We should have started back, but Gretchen and Cato wanted to wander through the souks of Meknès, and as we did so we often came upon evidence of the vast city that Moulay Ismail had built, and these two young people took from the stones and the crowds whatever evidence they required for the concepts they were building. For example, it could have been mere caprice when Cato stopped before the shop of a man selling hats; more likely it was the logical next step in an as yet unplanned but surely developing pattern of life. At any rate, he took Gretchen with him into the store and enlisted her advice in selecting the red fez which was to become his trademark in Philadelphia and the east. Wearing the fez for the first time, he led us through a nest of alleyways, walking in silence beside Gretchen, and long after I was exhausted, they kept on looking and probing.
Joe walked with Harvey, and from time to time I could hear snatches of conversation as they discussed Vietnam and ways whereby we could extricate ourselves from that imbroglio. It seemed as if they had reached some kind of understanding; Holt no longer rebuffed Joe’s arguments as idiotic, and Joe listened to Harvey’s stubborn logic.

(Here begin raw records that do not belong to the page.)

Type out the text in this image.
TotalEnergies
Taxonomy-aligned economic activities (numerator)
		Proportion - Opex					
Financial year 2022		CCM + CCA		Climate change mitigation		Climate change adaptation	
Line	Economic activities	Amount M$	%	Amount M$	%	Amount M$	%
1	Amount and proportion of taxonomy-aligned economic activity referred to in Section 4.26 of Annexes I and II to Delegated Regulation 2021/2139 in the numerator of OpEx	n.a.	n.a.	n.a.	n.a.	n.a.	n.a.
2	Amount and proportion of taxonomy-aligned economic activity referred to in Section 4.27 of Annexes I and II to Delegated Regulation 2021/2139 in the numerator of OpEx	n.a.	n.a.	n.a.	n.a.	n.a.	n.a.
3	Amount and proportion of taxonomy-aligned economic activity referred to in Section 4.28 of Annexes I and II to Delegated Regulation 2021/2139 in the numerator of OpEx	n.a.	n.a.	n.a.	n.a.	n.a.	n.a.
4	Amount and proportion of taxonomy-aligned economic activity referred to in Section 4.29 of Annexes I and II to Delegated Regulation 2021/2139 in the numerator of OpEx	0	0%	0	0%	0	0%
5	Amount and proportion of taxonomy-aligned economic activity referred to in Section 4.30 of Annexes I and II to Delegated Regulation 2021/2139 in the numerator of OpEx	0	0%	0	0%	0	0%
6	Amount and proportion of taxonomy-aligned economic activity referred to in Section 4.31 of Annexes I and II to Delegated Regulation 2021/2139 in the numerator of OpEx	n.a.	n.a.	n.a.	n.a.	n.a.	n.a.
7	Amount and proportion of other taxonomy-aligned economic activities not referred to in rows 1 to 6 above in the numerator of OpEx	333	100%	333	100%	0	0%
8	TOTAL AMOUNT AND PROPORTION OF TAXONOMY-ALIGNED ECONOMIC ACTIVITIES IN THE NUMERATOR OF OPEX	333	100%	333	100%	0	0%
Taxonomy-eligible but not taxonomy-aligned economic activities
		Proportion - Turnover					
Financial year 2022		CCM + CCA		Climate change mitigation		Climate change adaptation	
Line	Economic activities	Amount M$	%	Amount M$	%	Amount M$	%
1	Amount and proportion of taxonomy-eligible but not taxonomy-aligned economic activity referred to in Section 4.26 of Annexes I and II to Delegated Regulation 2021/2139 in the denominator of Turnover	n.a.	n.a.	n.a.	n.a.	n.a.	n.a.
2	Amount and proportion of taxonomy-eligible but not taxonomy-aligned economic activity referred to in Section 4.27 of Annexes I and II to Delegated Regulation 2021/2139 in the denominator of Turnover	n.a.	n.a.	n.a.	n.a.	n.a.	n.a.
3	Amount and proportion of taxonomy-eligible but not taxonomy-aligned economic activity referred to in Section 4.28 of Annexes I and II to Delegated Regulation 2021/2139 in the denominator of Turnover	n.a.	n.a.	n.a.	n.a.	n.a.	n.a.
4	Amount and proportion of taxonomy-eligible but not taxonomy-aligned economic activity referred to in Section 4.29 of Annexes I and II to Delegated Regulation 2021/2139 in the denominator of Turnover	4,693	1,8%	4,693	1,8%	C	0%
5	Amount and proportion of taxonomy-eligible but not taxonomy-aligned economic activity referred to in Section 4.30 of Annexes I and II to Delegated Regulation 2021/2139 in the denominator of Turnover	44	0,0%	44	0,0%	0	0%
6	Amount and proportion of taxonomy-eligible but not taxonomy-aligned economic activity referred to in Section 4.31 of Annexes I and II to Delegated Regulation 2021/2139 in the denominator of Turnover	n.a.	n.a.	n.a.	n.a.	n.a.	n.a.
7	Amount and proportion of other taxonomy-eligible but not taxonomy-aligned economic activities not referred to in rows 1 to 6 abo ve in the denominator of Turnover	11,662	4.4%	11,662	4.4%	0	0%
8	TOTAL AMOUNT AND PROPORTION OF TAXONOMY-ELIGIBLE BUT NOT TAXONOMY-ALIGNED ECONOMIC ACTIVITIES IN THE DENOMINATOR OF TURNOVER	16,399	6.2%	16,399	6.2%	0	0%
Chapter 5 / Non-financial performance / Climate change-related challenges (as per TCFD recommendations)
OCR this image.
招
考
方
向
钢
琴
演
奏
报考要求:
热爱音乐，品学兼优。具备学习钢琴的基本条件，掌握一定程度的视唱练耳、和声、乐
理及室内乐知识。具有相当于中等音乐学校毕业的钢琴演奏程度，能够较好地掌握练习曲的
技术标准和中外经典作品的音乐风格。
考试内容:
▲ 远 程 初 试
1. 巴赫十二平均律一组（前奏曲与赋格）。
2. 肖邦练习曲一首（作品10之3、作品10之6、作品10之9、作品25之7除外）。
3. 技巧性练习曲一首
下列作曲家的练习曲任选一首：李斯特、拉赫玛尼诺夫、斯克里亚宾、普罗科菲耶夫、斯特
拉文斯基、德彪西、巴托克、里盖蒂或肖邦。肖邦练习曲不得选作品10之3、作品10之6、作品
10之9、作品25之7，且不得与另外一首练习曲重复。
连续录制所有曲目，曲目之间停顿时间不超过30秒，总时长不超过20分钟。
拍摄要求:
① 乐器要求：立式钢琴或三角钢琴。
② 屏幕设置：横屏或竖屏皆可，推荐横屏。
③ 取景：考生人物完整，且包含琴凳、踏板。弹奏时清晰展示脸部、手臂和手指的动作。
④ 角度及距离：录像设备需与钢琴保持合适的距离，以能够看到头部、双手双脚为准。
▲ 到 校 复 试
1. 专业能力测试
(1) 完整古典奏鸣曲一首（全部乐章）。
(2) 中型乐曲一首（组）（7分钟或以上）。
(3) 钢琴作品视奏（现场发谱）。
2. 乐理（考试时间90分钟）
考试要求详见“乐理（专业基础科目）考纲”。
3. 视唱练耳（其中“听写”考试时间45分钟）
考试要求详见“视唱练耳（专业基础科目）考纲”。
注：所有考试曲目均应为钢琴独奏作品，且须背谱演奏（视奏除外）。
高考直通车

This left me trailing, excluded from each of the dialogues, which gave me an opportunity to reflect upon the six young people I had come to know so well during the past year. As of this day Gretchen was settled; she saw ahead of her the long years of work and their fulfillment. As to what would happen emotionally from her involvement with Joe and Clive, no one could foretell, but at least a solid groundwork of self-understanding had been accomplished. Britta, God bless her open face, was locked into a course which, whether correct or not, was at least satisfying to her. Cato was on the verge of concretizing his concepts, and although I did not agree with many of them, I appreciated the fact that for him they were both necessary and inevitable. I hoped he could handle them. I had great faith in tough little Yigal and suspected that he had made the right decision on what was perhaps the gravest of all the problems faced by the six, but I doubted that I would have opted that way.